Originally Posted by LovemyBoo
I don't think you overreacted.
What raises my alarm in your story is not that he offered the candy but that he ignored your repeated "no, thank you". People that ignore or disregard the word "no" usually make me uneasy.
You went with your instincts and that's great! Keep listening. What's the worst that happened here? Some strange guy at the video store thinks you're overprotective? Your dd will think twice before accepting candy from someone she doesn't know? Big deal on both counts. At best you let this guy know that your kid isn't an easy target. If you ruffle a few feathers here and there in the name of protecting your child, so be it. It beats the alternative. Keep listening to your heart.
I'm suprised no one else has referenced author Gavin de Becker's #1 bestseller, The Gift of Fear
, which I think I must've heard about on Oprah.

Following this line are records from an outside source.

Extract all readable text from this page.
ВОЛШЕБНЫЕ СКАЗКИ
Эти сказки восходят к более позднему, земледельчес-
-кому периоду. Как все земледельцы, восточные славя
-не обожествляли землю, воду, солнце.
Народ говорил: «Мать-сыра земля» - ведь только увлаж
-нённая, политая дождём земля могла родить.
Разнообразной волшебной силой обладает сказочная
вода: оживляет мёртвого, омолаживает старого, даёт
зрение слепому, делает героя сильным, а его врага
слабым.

|Perhaps we have a bad feeling about someone we've just met, or a little gnawing perception that a situation just doesn't "feel right," or perhaps even a fear that a co-worker might do something harmful. What de Becker, renowned expert on violent behavior, explains here is that instead of shrugging off these fears, we need to listen to them, see why we're having them, and act accordingly. Far from being silly intuitions, often these can truly show when something is wrong and violence might be imminent; if listened to, along with information about how violent people behave, these feelings might protect us from harm. Using examples from cases on which he's worked and even from his own childhood of domestic violence de Becker shows how instinct, and knowledge, can warn us of impending violence, whether by stalkers, family members, predators, or people in the workplace.
Amazon.com is so cool, 'cause you can read the first few pages of the book:http://www.amazon.com/gp/reader/0440...3D#reader-link
I think that de Becker's intro, that you can read online right here, is invaluable. It affirms that it's OKAY and possibly imparative that we trust our "silly overreactions" to people's "kindness."
For crying out loud--no means no. The best
outcome would've been this guy accepting no as an answer, and posting on HIS bullitian board about how paranoid this chick (the OP) was--and how he chose to STOP PUSHING the candy issue because he is sensitive and respectful of this mother (the OP) and her child.